Curt Asker, Triangle

Curt Asker, Triangle, 1998

Construction suspendue, toile de spinnaker et fils de kevlar, peinture

collection Musée Gassendi – don

 

Invité par le CAIRN en 1999, Curt Asker réalise des installations éphémères au jardin Saint-Benoît et quelques pièces, dont les œuvres, Triangle. Ces constructions semblent frêles, mais elles sont faites de matériaux résistants empruntés au monde de la pèche ; des fragments de toile de spinnaker sont montés sur fils de kevlar qui, une fois tendus et fixés en trois points, dessine la forme triangulaire. Ces œuvres ressortent de la série intitulée Immobiles.

En tension, la forme triangulaire évoque la manière dont l’araignée commence à tisser sa toile : résistance et légèreté. Cette forme convoque également des contraires : quand elle concrétise l’impression de matérialité et de pesanteur, elle n’est que fragilité et transparence.

En raison de la distance et de la hauteur où le Triangle ondoie, la perte des repères est plus grande. L’œuvre placée en altitude cerne le vide, elle s’emplit aussi d’air ; son dessin octroie à l’espace le champ de la contemplation, au travers d’une figure simplement détourée. Au vent, les vibrations des fragments de toile dont le triangle est fait, tendent à dessiner sur le ciel et, à disparaître. Trace discrète. Le parti pris de simplicité, celui même de l’invisibilité, visent l’essentiel : l’absence de symbolique au profit de toutes les visions et ouvertures que s’autorise un imaginaire créatif.

 

«  Mon travail est un jeu entre l’échelle et la distance. Entre la palpable et l’impalpable. Faire voir la densité de l’air. Donner du poids à ce qui, par convention, n’a pas de poids. Par des moyens légers mais d’une matérialité absolue.

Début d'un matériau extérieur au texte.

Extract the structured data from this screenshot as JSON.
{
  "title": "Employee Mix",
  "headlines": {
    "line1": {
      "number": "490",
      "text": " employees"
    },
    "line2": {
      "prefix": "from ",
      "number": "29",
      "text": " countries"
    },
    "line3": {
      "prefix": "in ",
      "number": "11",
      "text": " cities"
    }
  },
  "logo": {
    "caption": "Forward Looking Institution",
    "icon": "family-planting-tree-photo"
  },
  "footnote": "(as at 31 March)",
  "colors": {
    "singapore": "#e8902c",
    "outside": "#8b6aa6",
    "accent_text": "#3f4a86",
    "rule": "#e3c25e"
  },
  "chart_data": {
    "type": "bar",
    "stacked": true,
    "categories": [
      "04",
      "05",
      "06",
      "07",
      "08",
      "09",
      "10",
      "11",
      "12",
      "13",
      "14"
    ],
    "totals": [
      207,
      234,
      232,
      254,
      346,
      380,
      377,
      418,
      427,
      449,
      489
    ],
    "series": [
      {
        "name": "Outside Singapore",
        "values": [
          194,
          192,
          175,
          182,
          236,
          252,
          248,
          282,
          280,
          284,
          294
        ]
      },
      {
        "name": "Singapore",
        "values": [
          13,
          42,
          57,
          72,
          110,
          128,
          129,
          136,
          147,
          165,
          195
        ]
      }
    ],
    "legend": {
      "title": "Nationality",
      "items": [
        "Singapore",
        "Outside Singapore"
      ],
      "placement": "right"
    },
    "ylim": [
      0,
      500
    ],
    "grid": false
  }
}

Je fabrique des instruments pour mesurer les échelles et les distances imaginaires en espérant qu’une fois je verrai le dos de l’horizon. » (email du 6 mars 2001)

 

Au cours des années 50, l’artiste suédois Curt Asker libère le cadre traditionnel du tableau. Il perçoit comment restituer des motifs issus de son observation du paysage, en les suspendant dans l’espace : paysage mis en scène. Il a partagé son temps entre un village de pécheur suédois et le village de Lacoste dans le Luberon. Son œuvre s’imprègne de son attachement au bord de mer, ce qui le conduit à utiliser des matériaux de la pêche, de la voile. Au fil du temps, le cerf-volant devient aussi un modèle pour la mise en œuvre de formes libres dans les airs. Les méthodes se clarifient, les dispositifs s’épurent. Semblant défier les lois de la pesanteur, les œuvres suspendues cadrent pourtant une parcelle d’espace, octroyée entre les lignes, parfois ondulantes (Sculpture-aquarelle), parfois figées (Immobiles) que l’artiste dessine d’une légère construction de bris de miroir, de papiers et toiles aquarellés, tendues sur fils. Invisibles, les maintiens déterminent un axe de visibilité vers le ciel. Ces délicats artifices ouvragent subtilement un vide. Ils accompagnent le regard vers une appréhension sensible du paysage, tout en imposant une poétique de l’espace qui, non seulement se donne à voir dans sa profondeur mais, à cet instant, se crée.